Lima is Peru’s largest and most modern city. With everything from lattes at Starbucks to Larcomar’s endless retail offerings, upon first glance the capital city bears little resemblance to the typical Peruvian postcard featuring fuzzy llamas and colorfully-clad locals posed in front of a sprawling landscape of terraces topped with mysterious ruins.
Lima’s seemingly sterile atmosphere is one reason tourists tend to steer clear, claiming the city doesn’t offer much of interest or historical significance beyond the colonial buildings in the historic center. Though Francisco Pizarro founded the city in 1536, the area was occupied long before the Spanish sailed ashore and even before the Incan Empire spread across South America.

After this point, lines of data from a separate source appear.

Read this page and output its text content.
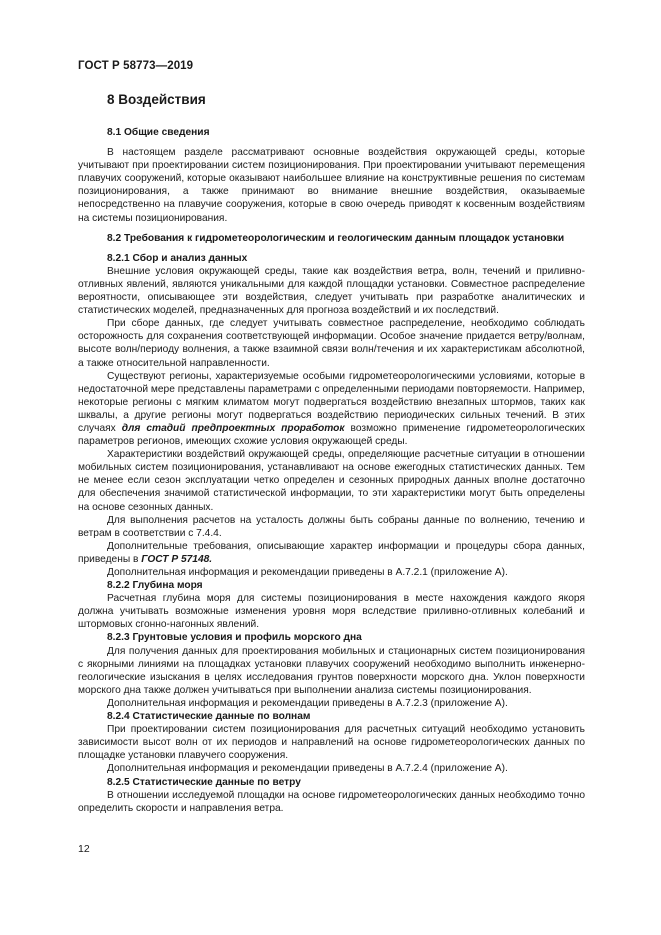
ГОСТ Р 58773—2019
8 Воздействия
8.1 Общие сведения

В настоящем разделе рассматривают основные воздействия окружающей среды, которые учитывают при проектировании систем позиционирования. При проектировании учитывают перемещения плавучих сооружений, которые оказывают наибольшее влияние на конструктивные решения по системам позиционирования, а также принимают во внимание внешние воздействия, оказываемые непосредственно на плавучие сооружения, которые в свою очередь приводят к косвенным воздействиям на системы позиционирования.

8.2 Требования к гидрометеорологическим и геологическим данным площадок установки
8.2.1 Сбор и анализ данных

Внешние условия окружающей среды, такие как воздействия ветра, волн, течений и приливно-отливных явлений, являются уникальными для каждой площадки установки. Совместное распределение вероятности, описывающее эти воздействия, следует учитывать при разработке аналитических и статистических моделей, предназначенных для прогноза воздействий и их последствий.

При сборе данных, где следует учитывать совместное распределение, необходимо соблюдать осторожность для сохранения соответствующей информации. Особое значение придается ветру/волнам, высоте волн/периоду волнения, а также взаимной связи волн/течения и их характеристикам абсолютной, а также относительной направленности.

Существуют регионы, характеризуемые особыми гидрометеорологическими условиями, которые в недостаточной мере представлены параметрами с определенными периодами повторяемости. Например, некоторые регионы с мягким климатом могут подвергаться воздействию внезапных штормов, таких как шквалы, а другие регионы могут подвергаться воздействию периодических сильных течений. В этих случаях для стадий предпроектных проработок возможно применение гидрометеорологических параметров регионов, имеющих схожие условия окружающей среды.

Характеристики воздействий окружающей среды, определяющие расчетные ситуации в отношении мобильных систем позиционирования, устанавливают на основе ежегодных статистических данных. Тем не менее если сезон эксплуатации четко определен и сезонных природных данных вполне достаточно для обеспечения значимой статистической информации, то эти характеристики могут быть определены на основе сезонных данных.

Для выполнения расчетов на усталость должны быть собраны данные по волнению, течению и ветрам в соответствии с 7.4.4.

Дополнительные требования, описывающие характер информации и процедуры сбора данных, приведены в ГОСТ Р 57148.

Дополнительная информация и рекомендации приведены в А.7.2.1 (приложение А).

8.2.2 Глубина моря

Расчетная глубина моря для системы позиционирования в месте нахождения каждого якоря должна учитывать возможные изменения уровня моря вследствие приливно-отливных колебаний и штормовых сгонно-нагонных явлений.

8.2.3 Грунтовые условия и профиль морского дна

Для получения данных для проектирования мобильных и стационарных систем позиционирования с якорными линиями на площадках установки плавучих сооружений необходимо выполнить инженерно-геологические изыскания в целях исследования грунтов поверхности морского дна. Уклон поверхности морского дна также должен учитываться при выполнении анализа системы позиционирования.

Дополнительная информация и рекомендации приведены в А.7.2.3 (приложение А).

8.2.4 Статистические данные по волнам

При проектировании систем позиционирования для расчетных ситуаций необходимо установить зависимости высот волн от их периодов и направлений на основе гидрометеорологических данных по площадке установки плавучего сооружения.

Дополнительная информация и рекомендации приведены в А.7.2.4 (приложение А).

8.2.5 Статистические данные по ветру

В отношении исследуемой площадки на основе гидрометеорологических данных необходимо точно определить скорости и направления ветра.

12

Machu Picchu tours are indeed a highlight of visiting Peru, however, travelers truly interested in history can explore ruins dating back as far as 200 AD without ever leaving Lima.
There are numerous archaeological sites scattered throughout the city, around 250 in total, though many are half buried by modern-day construction. Only a few have been properly excavated. The three most popular and attractive ancient ruins in Lima to visit are Huaca Pucllana, Huaca Huallamaraca, and Pachacamac.
Arguably the most convenient ruin structure for visitors to explore is Huaca Pucllana, located on block 8 of Calle General Borgono in Miraflores. Within walking distance of Parque Kennedy and with very affordable guided tours (s/. 12) in English as well as Spanish, Huaca Pucllana is an easy add-on to a day of sightseeing in Lima.
This adobe pyramid was built by the Lima Culture, which thrived between 200 AD until around 700 AD. Little is known about the Lima Culture (named after the city, not the other way around) other than they were a coastal society eventually overtaken by the Wari civilization. They built Huaca Pucllana out of sunbaked bricks, positioned vertically with gaps between them in order to withstand earthquakes. The site was most likely initially used as an administrative center before becoming a religious center.
Today, the site is surrounded by modern apartment buildings and features a small museum as well as an on-site restaurant popular in the evening, when the ruins are lite by spotlights. The ruins themselves are still under excavation.
While the mixture of restored, original, and untouched portions of Huaca Pucllana provide a nice point for comparison, Huaca Huallamaraca in San Isidro is a completely restored pyramid. Also built by the Lima Culture, Huaca Huallamaraca was a place of worship as well as a ceremonial burial place for elite members of society; several mummies were found within the structure. Thousands of years later, the Incas built settlements on and around this huaca.
Huallamaraca (also called Pan de Azucar) was almost destroyed in the 1950s when the local government wanted to build over the area. Peruvian archeologists managed to save the site from destruction, but then proceed to completely rebuild it. In their attempts to make it a worthy tourist attraction, they failed to follow the original pattern of the structure. Today, visitors enjoy a liberal reconstruction of the ancient site, which likely doesn’t even face the same direction as the original structure.
For those willing to venture to the city’s outskirts, Pachacamac is a sprawling complex in the Lurin Valley, 20 miles southwest of central Lima. Pachacamac was an important pilgrimage site around 200 AD, and was believed to be the home of a great oracle. Located between the Pacific Ocean and the foothills of the Andes, it was also a place of worship to the God Pachacamac, venerated by the Lima Culture, then the Wari, and finally by the Incas who often incorporated local gods into their own religion. Pachacamac was still a large compound when the Spanish arrived. Now, modern-day visitors can spend hours wandering among adobe structures scattered across several miles. Though many have been eroded by time, a few have been restored, including the Templo del Sol and Palacio de las Mamacuna. A small museum adds further insight into the life and culture of ancient coastal Peru.
Tip: If you’re really interested in ancient cultures, consider a day-trip from Lima to Caral. Caral is the oldest city in the Americas, dating back 5,000 years. It is difficult to get here without private transportation; tours depart from Parque Kennedy for Caral on select weekends and cost s/.120.